The group's best-known activist, Jason Hatch - who masquerades as Batman - recently returned from a fact-finding mission to New York, where he "staked out" the Empire State building. It's all part of a plan to start an F4J cell in the United States.

Speaking from the balcony of the Foreign Office, where he unveiled a banner earlier this week, Hatch, above, told Pandora that (despite the obvious risks to his personal safety) he intends to launch F4J's international campaign later this year, with a high-profile demonstration on the US mainland.

"There's no question that I'm being monitored by security services, but that will not stop us carrying out protests in America," he said. "Fathers have a raw deal in many countries and not just in Britain. I might be shot, but then I'm not afraid of dying - I just don't want to."

Hatch's visit, which took place last month, did not escape the attention of the NYPD. A recent visitor to the Empire State Building tells me that his photograph is currently hanging behind the famous skyscraper's security desk. "Bizarrely, the poster had his name down as "Hatcher (Spiderman)" when everyone ought to know that he's called Hatch and dresses as Batman," I'm told.

* JUDE LAW has well and truly fallen out of love with the Oscars, after host Chris Rock described him as a "second choice" actor at Sunday's awards ceremony.

Yesterday, Pandora asked the actor's spokesman why - when the Oscars are supposed to be a highlight of the Hollywood calendar - Law wasn't in the audience to defend himself.

Apparently, he had better things to do. "He's filming in Louisiana, and Sienna [Miller] is with him there on holiday," I was told. "As he wasn't nominated or presenting an award this year, he didn't see any need to go."

It's quite a snub. But after Rock's sour comments - "You want Tom Cruise and all you get is Jude Law. It's not the same thing. Who is Jude Law?" - Law has every right to stick two fingers up at the event.

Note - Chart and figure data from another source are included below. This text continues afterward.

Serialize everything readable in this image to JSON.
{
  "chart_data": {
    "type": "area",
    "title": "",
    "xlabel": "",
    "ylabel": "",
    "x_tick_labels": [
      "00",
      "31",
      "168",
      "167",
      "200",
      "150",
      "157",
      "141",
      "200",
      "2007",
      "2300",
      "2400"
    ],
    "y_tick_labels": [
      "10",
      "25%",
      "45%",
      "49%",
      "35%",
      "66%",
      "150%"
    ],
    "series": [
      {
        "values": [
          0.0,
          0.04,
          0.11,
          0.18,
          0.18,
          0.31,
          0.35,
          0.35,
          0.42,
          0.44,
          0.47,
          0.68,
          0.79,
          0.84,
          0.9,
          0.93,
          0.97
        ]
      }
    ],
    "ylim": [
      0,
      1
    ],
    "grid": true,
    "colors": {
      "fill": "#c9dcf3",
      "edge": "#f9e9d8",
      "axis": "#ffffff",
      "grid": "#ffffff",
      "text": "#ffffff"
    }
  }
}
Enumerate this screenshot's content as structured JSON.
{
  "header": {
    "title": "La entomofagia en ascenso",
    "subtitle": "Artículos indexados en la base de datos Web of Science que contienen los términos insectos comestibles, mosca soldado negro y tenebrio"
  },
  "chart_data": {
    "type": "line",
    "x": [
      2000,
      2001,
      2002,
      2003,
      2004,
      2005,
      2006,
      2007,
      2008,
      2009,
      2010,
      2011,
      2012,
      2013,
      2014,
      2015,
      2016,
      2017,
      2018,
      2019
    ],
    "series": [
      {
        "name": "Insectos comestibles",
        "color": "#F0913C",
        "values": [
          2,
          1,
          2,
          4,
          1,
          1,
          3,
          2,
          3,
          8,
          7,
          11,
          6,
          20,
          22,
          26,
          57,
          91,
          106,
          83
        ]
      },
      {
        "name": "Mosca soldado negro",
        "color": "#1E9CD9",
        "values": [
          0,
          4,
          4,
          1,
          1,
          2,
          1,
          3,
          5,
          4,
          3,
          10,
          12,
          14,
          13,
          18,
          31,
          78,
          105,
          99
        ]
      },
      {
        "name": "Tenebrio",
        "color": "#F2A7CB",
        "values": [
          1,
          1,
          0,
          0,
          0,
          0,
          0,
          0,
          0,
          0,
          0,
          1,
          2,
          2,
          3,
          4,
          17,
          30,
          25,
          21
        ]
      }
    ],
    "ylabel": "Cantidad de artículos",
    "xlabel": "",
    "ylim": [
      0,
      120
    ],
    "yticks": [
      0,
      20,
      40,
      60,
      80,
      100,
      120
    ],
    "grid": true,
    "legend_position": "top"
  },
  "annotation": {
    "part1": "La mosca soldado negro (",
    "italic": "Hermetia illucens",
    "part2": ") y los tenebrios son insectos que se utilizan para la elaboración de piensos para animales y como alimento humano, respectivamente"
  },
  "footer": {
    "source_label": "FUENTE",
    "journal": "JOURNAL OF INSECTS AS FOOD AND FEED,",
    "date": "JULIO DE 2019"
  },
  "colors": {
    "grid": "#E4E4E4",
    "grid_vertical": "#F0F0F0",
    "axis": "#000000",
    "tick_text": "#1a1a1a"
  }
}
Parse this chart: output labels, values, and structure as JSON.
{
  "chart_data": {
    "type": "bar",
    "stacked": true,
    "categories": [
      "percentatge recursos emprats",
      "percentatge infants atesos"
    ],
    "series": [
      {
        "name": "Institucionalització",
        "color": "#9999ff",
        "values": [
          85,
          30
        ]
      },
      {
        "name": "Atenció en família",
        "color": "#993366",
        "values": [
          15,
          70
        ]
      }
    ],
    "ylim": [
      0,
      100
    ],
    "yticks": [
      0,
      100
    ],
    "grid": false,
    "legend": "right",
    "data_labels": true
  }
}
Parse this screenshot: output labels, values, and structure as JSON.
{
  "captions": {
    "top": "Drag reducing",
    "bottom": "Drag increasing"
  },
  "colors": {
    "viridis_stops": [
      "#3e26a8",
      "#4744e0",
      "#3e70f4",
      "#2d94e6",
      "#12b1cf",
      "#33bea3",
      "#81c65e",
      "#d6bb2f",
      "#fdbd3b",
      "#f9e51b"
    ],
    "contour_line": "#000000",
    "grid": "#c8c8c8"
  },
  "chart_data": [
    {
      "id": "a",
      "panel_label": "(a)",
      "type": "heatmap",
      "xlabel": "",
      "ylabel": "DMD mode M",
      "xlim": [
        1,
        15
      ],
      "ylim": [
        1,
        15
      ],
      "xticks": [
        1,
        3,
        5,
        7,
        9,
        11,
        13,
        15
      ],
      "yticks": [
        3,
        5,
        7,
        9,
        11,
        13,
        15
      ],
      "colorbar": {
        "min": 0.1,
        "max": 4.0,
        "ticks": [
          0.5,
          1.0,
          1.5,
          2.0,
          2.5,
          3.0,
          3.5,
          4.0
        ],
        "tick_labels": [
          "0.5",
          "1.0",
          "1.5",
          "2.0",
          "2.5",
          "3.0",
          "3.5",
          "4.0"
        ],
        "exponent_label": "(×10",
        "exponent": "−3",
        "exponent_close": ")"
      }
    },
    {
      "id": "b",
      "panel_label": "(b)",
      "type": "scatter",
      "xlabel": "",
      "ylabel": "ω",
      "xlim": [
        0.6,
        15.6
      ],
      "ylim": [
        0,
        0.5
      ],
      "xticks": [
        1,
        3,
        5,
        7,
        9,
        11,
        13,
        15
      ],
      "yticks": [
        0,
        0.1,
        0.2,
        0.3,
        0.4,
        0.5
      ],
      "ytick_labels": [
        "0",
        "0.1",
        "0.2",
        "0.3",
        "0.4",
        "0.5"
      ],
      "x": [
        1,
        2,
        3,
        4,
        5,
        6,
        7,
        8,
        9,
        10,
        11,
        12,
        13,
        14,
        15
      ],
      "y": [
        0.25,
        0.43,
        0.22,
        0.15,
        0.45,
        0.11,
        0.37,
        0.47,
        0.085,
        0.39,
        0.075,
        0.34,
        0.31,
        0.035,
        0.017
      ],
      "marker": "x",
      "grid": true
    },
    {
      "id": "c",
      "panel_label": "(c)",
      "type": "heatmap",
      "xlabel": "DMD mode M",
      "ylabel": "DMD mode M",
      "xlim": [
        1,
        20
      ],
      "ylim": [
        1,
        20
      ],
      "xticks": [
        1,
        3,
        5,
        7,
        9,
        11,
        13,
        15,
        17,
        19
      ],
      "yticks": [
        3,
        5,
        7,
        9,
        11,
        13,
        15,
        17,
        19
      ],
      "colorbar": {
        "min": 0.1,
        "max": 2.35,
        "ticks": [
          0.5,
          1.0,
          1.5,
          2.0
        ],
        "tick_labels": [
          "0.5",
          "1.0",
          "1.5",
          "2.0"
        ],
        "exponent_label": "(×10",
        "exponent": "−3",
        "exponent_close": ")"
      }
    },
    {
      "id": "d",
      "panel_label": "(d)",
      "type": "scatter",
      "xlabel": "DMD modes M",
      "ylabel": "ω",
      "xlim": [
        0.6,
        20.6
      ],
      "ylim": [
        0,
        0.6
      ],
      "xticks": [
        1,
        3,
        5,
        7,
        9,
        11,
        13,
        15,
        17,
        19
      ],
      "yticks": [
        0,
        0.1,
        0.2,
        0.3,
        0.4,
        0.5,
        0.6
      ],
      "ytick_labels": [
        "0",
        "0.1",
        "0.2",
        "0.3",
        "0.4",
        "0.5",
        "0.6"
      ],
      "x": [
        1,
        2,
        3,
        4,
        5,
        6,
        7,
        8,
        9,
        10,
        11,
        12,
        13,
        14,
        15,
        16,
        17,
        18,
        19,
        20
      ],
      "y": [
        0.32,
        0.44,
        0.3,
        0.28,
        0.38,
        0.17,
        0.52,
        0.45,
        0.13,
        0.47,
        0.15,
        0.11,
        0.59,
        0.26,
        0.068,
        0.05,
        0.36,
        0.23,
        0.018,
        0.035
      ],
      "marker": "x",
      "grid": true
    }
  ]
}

* HAROLD PINTER announced this week that he'll never write another play; but he's not about to call time on his theatrical career.

The game 74 year-old told me yesterday he hopes to appear in a play at the Royal Court next year. "There's an idea which is totally secret and absolutely can't be discussed that I might do something there next year," he said.

The theatre seems keen. Although nothing's been officially scheduled, a spokesman says: "If that's what Harold wants to do, we're not going to stand in his way."

Pinter, meanwhile, may yet change his mind about retirement. In the late 1980s, he also announced plans to hang up his pen and concentrate on politics - but then relented, and wrote another seven plays.

* BORIS JOHNSON may live to regret this week's Spectator cover, showing Charles Kennedy, Tony Blair and Michael Howard in the shadow of a skeletal hand, representing the Daily Mail .

According to chums, Johnson reckons that - if sacked by the Barclay brothers - he could earn a small fortune writing for Associated Newspapers. But sources at the Mail say that may no longer be the case.

"First Boris fell out with our columnist, Stephen Glover, now he's published this front-page attack," I'm told.

"Paul Dacre is unlikely to help someone who so plainly holds his paper in such low regard."

* A signal honour for Sir Terence Conran: the interior design guru Keith Hobbs - a former business associate, with whom he fell out a few years back - has bought a pet hamster and christened it Terence.

The rodent joins another hamster called Norman (after Lord Foster) in his household menagerie. But friends say it's a backhanded tribute.

"Nasty Norman keeps breaking into Terence's cage, stealing his food, and rogering him senseless," I'm told. "Keith finds it hilarious."

If Sir Terence feels upset, he only has himself to blame. Once asked: "If you could do away with someone, who would it be and how would you do it?", he replied: "Keith Hobbs, slowly."